The IMF was founded in 1944 and began with 45 member countries.

IMF Managing Director Rodrigo de Rato said that Montenegro’s membership marked “another decisive step in the process of nation building. Montenegro is claiming its place as a respected member of the global community of nations, and it is demonstrating its commitment to meet the responsibilities and reap the benefits of international cooperation.”

Montenegro’s initial quota in the IMF is 27.5 million Special Drawing Rights (SDRs) (about $41.2 million). With the admission of Montenegro, total members’ quotas in the IMF rise to SDR 216.75 billion (about $325.01 billion).

Each member country is assigned a quota, based broadly on its relative size in the world economy. A member’s quota determines its maximum financial commitment to the IMF and its voting power and also has a bearing on its access to IMF financing.

IMF working on Lebanon package

The IMF is working with Lebanese authorities to assemble an Emergency Post-Conflict Assistance (EPCA) program to support the strife-torn nation’s efforts to deal with its massive debt, rebuild and reform its economy, and undertake sound macroeconomic policies to maintain financial stability.
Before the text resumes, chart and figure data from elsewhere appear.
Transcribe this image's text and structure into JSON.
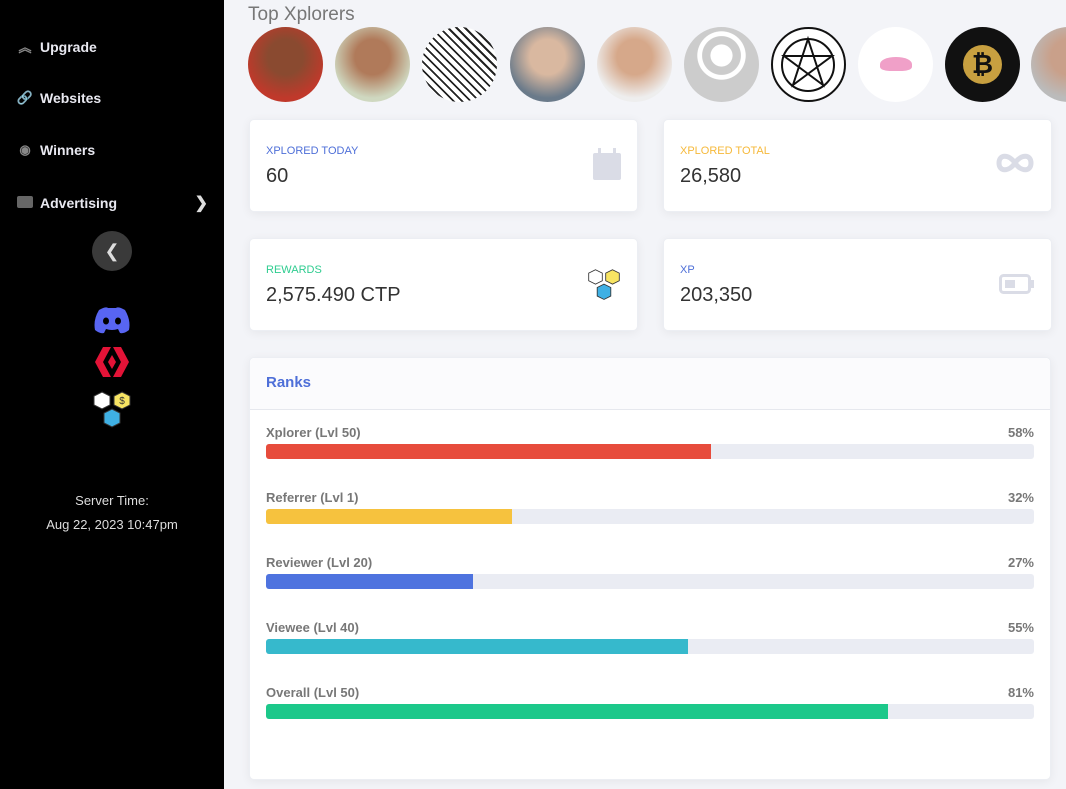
{
  "sidebar": {
    "items": [
      {
        "label": "Upgrade",
        "icon": "double-chevron-up-icon"
      },
      {
        "label": "Websites",
        "icon": "link-icon"
      },
      {
        "label": "Winners",
        "icon": "award-icon"
      },
      {
        "label": "Advertising",
        "icon": "ad-icon"
      }
    ],
    "server_time_label": "Server Time:",
    "server_time": "Aug 22, 2023 10:47pm"
  },
  "main": {
    "top_title": "Top Xplorers",
    "stats": [
      {
        "label": "XPLORED TODAY",
        "value": "60",
        "color": "#4e6fd8"
      },
      {
        "label": "XPLORED TOTAL",
        "value": "26,580",
        "color": "#f6b93b"
      },
      {
        "label": "REWARDS",
        "value": "2,575.490 CTP",
        "color": "#2ecc8f"
      },
      {
        "label": "XP",
        "value": "203,350",
        "color": "#4e6fd8"
      }
    ],
    "ranks": {
      "title": "Ranks",
      "items": [
        {
          "name": "Xplorer (Lvl 50)",
          "pct_label": "58%",
          "pct": 58,
          "color": "#e74c3c"
        },
        {
          "name": "Referrer (Lvl 1)",
          "pct_label": "32%",
          "pct": 32,
          "color": "#f6c23e"
        },
        {
          "name": "Reviewer (Lvl 20)",
          "pct_label": "27%",
          "pct": 27,
          "color": "#4e73df"
        },
        {
          "name": "Viewee (Lvl 40)",
          "pct_label": "55%",
          "pct": 55,
          "color": "#36b9cc"
        },
        {
          "name": "Overall (Lvl 50)",
          "pct_label": "81%",
          "pct": 81,
          "color": "#1cc88a"
        }
      ]
    }
  }
}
The IMF’s effort comes as major donor countries pledged on January 25 in Paris to provide about $7.6 billion in aid to help Lebanon rebuild following a month-long war last year between the Lebanese group Hezbollah and Israel, fought on Lebanese soil.

Under the EPCA program, the IMF works closely with donor organizations, such as the World Bank, and donor countries to provide technical assistance, economic policy advice, and financial assistance.
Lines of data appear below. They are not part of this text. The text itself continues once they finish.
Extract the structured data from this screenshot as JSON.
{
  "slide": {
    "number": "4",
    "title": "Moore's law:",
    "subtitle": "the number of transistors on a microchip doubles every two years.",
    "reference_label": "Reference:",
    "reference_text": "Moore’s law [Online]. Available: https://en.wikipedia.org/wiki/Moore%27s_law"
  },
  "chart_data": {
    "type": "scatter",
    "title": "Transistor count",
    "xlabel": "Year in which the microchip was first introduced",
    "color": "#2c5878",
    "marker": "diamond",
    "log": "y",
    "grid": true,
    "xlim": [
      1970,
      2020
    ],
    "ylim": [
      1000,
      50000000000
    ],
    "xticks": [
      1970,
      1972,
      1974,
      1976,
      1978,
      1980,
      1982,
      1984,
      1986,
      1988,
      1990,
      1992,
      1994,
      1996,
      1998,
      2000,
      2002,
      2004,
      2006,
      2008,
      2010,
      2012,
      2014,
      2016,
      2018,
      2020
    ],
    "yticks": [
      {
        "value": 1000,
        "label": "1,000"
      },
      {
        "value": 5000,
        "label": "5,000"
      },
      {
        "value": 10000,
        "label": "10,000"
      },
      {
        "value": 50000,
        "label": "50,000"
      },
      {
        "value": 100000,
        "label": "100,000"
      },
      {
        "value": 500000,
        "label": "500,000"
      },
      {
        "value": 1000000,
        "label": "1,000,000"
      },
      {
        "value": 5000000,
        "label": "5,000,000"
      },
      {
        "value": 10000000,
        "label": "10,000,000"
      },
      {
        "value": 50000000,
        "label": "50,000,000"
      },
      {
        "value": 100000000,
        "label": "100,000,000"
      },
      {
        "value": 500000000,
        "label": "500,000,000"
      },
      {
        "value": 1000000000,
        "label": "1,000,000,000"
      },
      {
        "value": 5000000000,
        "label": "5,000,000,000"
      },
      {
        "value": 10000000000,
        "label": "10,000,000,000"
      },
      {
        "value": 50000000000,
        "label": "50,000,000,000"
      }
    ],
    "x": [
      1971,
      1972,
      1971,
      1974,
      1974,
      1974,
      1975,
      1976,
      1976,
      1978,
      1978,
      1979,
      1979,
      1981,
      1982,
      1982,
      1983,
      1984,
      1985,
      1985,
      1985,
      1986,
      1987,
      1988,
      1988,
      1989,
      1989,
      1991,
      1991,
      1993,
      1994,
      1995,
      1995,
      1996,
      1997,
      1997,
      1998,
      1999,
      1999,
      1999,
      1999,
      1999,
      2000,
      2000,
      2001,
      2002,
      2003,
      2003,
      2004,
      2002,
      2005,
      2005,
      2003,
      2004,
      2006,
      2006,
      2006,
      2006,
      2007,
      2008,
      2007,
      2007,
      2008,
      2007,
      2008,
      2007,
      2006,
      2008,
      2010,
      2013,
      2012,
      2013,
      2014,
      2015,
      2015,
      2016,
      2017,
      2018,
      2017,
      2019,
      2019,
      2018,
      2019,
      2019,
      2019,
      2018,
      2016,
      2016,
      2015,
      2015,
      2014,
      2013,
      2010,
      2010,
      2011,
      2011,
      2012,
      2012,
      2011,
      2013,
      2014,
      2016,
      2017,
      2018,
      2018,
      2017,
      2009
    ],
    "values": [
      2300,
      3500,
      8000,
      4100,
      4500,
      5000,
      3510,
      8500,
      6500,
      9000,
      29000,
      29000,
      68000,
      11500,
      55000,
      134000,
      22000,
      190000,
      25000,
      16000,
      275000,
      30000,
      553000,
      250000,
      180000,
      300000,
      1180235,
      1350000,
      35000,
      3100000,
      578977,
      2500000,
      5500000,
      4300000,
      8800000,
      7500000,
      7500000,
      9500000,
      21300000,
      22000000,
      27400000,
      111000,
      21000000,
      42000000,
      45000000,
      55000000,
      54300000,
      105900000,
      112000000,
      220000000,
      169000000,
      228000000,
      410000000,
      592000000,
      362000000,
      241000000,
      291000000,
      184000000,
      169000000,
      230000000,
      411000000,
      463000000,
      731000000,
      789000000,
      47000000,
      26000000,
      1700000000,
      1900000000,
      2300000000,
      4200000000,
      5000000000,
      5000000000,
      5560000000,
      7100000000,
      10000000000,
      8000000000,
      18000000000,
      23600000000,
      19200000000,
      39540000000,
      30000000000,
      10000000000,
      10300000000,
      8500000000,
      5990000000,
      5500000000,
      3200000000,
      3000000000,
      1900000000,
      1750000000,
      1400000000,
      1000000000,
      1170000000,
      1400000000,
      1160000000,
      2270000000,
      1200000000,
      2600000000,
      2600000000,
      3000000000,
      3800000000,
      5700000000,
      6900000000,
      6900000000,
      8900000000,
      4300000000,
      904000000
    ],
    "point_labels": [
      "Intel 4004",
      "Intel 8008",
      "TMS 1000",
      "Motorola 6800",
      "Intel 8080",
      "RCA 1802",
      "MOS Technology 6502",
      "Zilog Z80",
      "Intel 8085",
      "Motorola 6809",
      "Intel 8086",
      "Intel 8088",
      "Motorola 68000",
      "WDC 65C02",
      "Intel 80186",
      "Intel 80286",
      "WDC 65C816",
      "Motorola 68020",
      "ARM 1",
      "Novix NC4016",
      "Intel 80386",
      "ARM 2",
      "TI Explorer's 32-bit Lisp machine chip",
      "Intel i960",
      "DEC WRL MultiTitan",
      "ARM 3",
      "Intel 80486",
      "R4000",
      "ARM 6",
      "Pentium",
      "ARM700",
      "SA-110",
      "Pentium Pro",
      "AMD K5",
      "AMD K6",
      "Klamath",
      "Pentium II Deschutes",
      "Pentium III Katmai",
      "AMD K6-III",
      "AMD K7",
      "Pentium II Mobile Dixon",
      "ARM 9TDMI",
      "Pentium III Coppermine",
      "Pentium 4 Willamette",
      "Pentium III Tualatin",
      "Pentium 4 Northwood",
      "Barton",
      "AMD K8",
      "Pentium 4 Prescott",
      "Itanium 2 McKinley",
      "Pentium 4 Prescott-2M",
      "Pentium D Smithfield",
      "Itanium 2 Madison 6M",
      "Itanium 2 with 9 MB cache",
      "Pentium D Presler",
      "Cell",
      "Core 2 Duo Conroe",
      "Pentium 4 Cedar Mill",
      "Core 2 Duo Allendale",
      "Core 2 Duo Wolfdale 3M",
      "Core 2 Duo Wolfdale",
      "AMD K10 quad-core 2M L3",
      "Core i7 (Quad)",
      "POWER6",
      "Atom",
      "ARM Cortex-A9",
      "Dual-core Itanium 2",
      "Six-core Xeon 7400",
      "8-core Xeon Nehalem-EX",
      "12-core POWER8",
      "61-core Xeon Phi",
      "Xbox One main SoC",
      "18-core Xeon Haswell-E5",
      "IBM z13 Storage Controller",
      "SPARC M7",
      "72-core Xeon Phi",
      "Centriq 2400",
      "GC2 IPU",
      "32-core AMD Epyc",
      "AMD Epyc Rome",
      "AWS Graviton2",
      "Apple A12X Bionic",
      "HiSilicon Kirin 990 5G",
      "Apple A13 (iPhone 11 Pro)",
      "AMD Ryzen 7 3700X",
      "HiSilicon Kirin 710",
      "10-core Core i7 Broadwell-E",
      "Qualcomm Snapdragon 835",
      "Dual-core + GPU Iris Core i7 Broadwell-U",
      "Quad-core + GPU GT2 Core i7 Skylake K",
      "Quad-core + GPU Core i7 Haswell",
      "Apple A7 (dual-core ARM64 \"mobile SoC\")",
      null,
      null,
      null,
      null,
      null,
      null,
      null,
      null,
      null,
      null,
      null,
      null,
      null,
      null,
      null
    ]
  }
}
The 2006 war led to a substantial setback on the economic front. According to official estimates, infrastructure damage was around $2.8 billion. Real GDP, which was expected to grow by 5-6 percent in 2006, is estimated to have contracted by around 5 percent, which implies a loss of income of over $2 billion. Much productive capacity has been lost, and there has been a massive displacement of the population, including the exodus of many professionals.

Mohsin S. Khan, Director of the IMF’s Middle East and Central Asia Department, said the package would help Lebanon “significantly in implementing a comprehensive five-year reform program. Provided politics does not derail it, the program should enable Lebanon to develop into an efficient and dynamic services-oriented regional center. The donor financing will be phased over five years based on progress in completing the reforms.”

Peru to get precautionary new IMF loan

On January 26, the IMF approved a new loan for Peru totaling about $257.7 million (SDR 172.4 million), which Peru plans to treat as precautionary. The 25-month Stand-By credit will support the Latin American country’s economic program, including consolidating macroeconomic stability. The approval by the IMF’s Executive Board makes $238.6 million (SDR 159.6 million) immediately available.

The main objectives of the Fund-supported program are to build on the current economic expansion, enhance the poverty reduction strategy, strengthen the resilience and depth of the financial system, and press ahead with growth-enhancing reforms.

The new loan follows the early repayment to the IMF by several Latin American countries over the past few years.